GenBank to FASTA reads one or more GenBank flat-file records and returns each DNA sequence as a separate FASTA entry, using the DEFINITION line as the title. It is the fastest way to strip annotation text and obtain a clean sequence for tools like BLAST, alignment, or primer design.

📋 How to Use
  1. Paste the contents of one or more GenBank files into the input area. Each record must start with a LOCUS line and contain both a DEFINITION section and an ORIGIN section ending with //.
  2. Click Convert to FASTA. Each GenBank record is converted to a single FASTA entry; the DEFINITION line becomes the FASTA title.
  3. The Summary panel shows how many records were converted and the total number of bases extracted.
  4. Use the Copy button to copy all FASTA sequences to your clipboard.
  5. Click Load Example to try with a real GenBank record — the Strongylocentrotus purpuratus fascin (FSCN1) mRNA from NCBI.
  6. Click Clear to reset.
🧮 Formulas & Logic
Title
FASTA title = filterFastaTitle( DEFINITION line text )
Sequence
DNA = removeNonDna( text after ORIGIN header, before // )
Wrapping
Output sequence is wrapped at 60 characters per line
📊 Result Interpretation
Records Converted

Number of GenBank records (LOCUS … //) successfully parsed and converted to FASTA.

Total Bases (bp)

Sum of all DNA characters extracted across all converted records, after stripping digits, spaces, and non-IUPAC characters from the ORIGIN block.

🔬 Applications
  • Stripping GenBank annotation to obtain a bare FASTA sequence for BLAST submission
  • Preparing sequences for multiple sequence alignment tools that require FASTA input
  • Extracting full genomic sequences from downloaded GenBank files before primer design
  • Batch-converting multiple GenBank records in a single paste operation
  • Converting GenBank sequences to FASTA as a pre-processing step for bioinformatics pipelines
⚠️ Common Mistakes & Warnings
Only the ORIGIN block is extracted

The tool reads only the sequence data between the ORIGIN header and the // terminator. Annotation sections (FEATURES, REFERENCE, etc.) are ignored entirely.

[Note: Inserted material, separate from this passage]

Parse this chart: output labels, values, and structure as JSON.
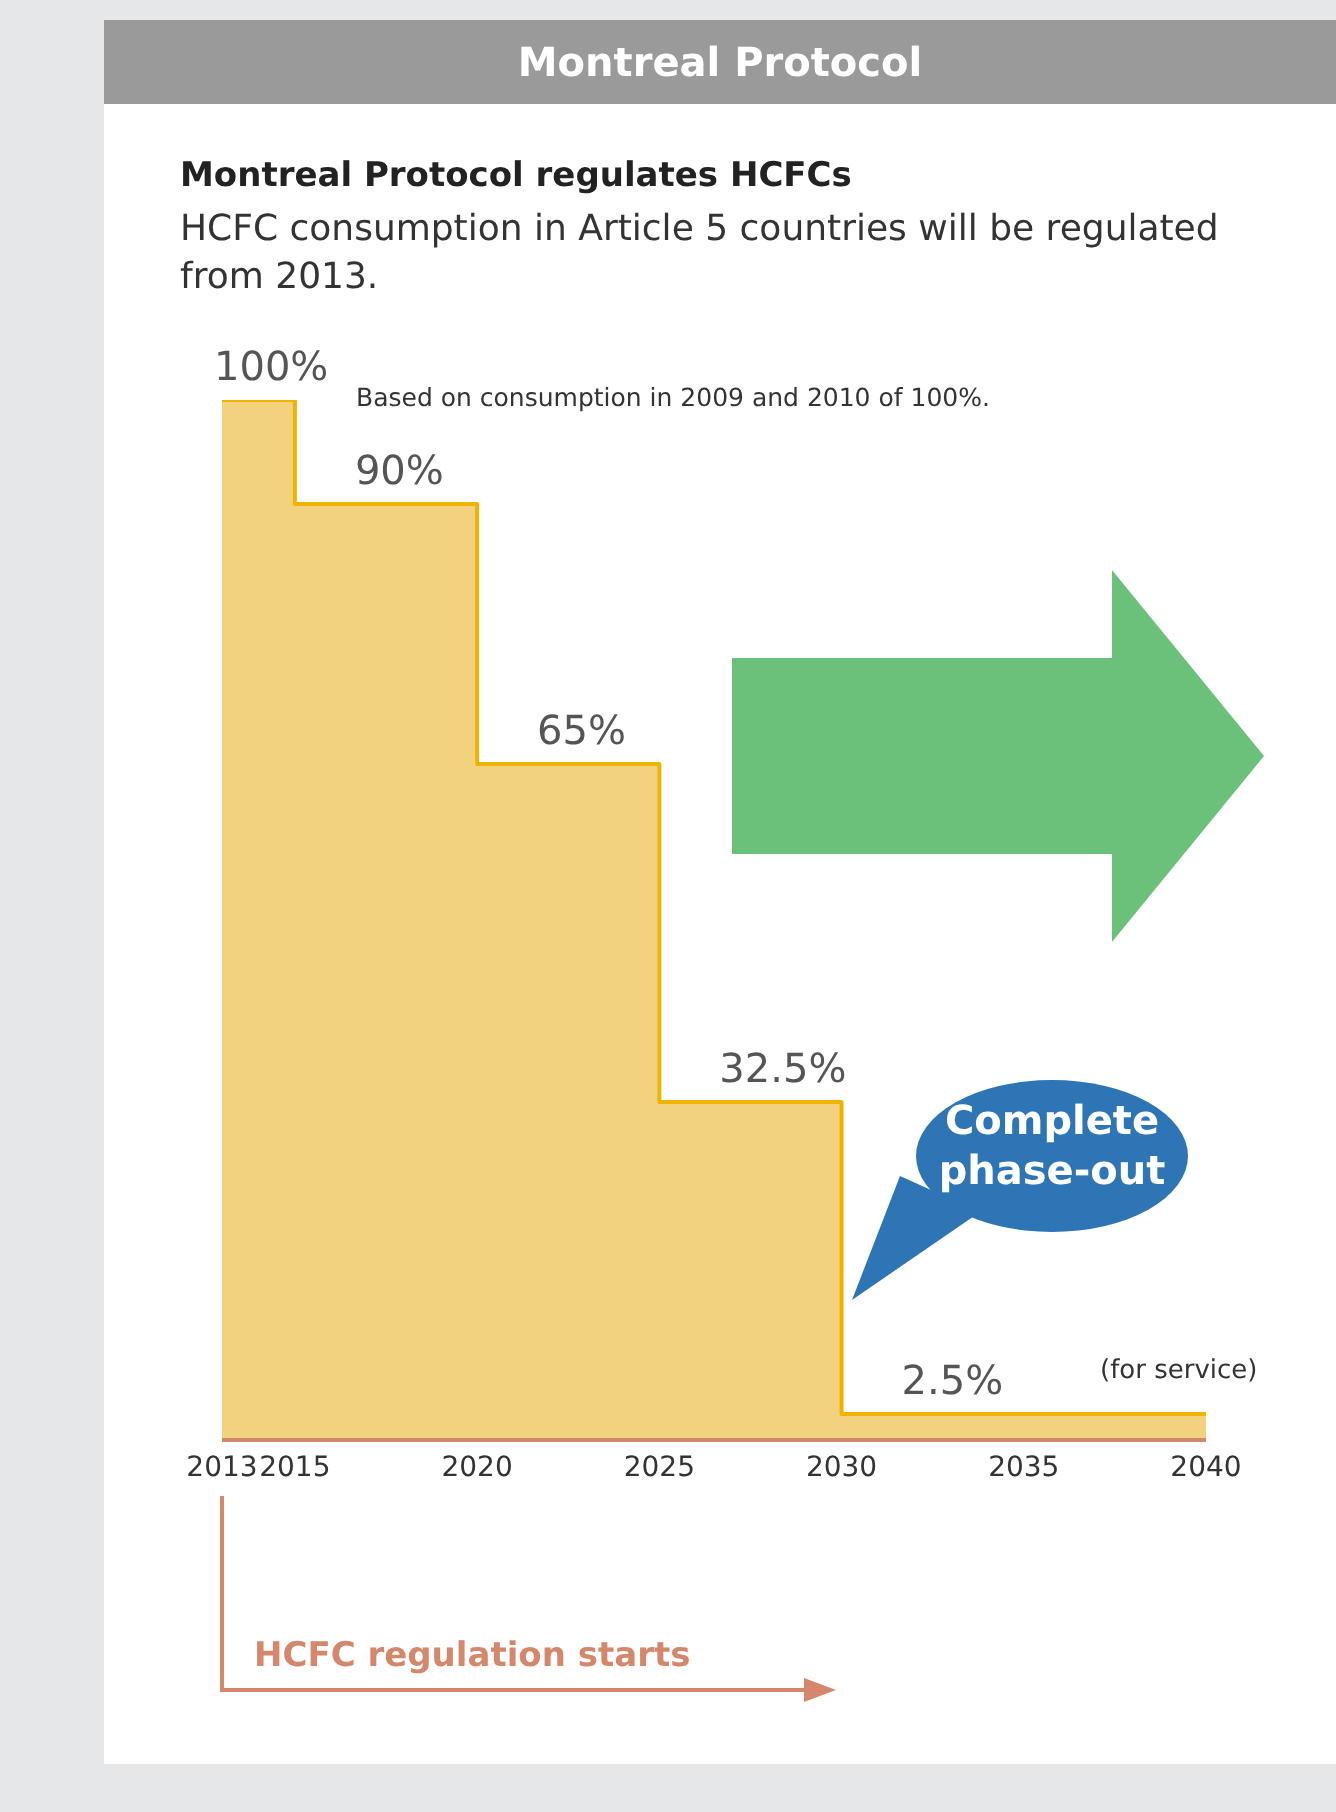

DNA only — protein GenBank records are not supported

The ORIGIN section is cleaned with an IUPAC DNA filter. GenBank records where ORIGIN contains amino acids (rare) will produce an empty or incorrect sequence.

DEFINITION is used as the FASTA title

Only the DEFINITION section text is used for the FASTA header. If the record has no DEFINITION, the title will be blank. The ACCESSION or VERSION line is not appended automatically.

Incomplete records are skipped

Records missing a DEFINITION, ACCESSION, or ORIGIN section cannot be parsed and are skipped with a warning.

❓ Frequently Asked Questions

Where do I get GenBank-format files?
GenBank flat files are available from NCBI at www.ncbi.nlm.nih.gov. Search for an accession number, open the record, and use the "Send to → File → Format: GenBank (full)" option to download the flat file.
Can I paste multiple GenBank records at once?
Yes. Paste any number of complete records (each starting with "LOCUS" and ending with "//"). Each record is converted independently and all FASTA entries are output together, separated by a blank line.
What is in the ORIGIN section?
The ORIGIN section of a GenBank file contains the actual nucleotide sequence, formatted in numbered blocks of 60 bases. The tool removes the numbers and spaces automatically, leaving only the IUPAC nucleotide characters.
Why does the FASTA title come from DEFINITION and not ACCESSION?
The DEFINITION line contains a human-readable description of the sequence (e.g. "Strongylocentrotus purpuratus fascin mRNA, complete cds") which is more informative as a FASTA title than the bare accession number. This matches the behaviour of the original SMS tool.
What does removeNonDna do to the sequence?
It strips every character that is not a valid IUPAC nucleotide code (G, A, T, C, U, R, Y, S, W, K, M, B, D, H, V, N, X — upper or lower case). This removes the line numbers, spaces, and any stray punctuation from the ORIGIN block.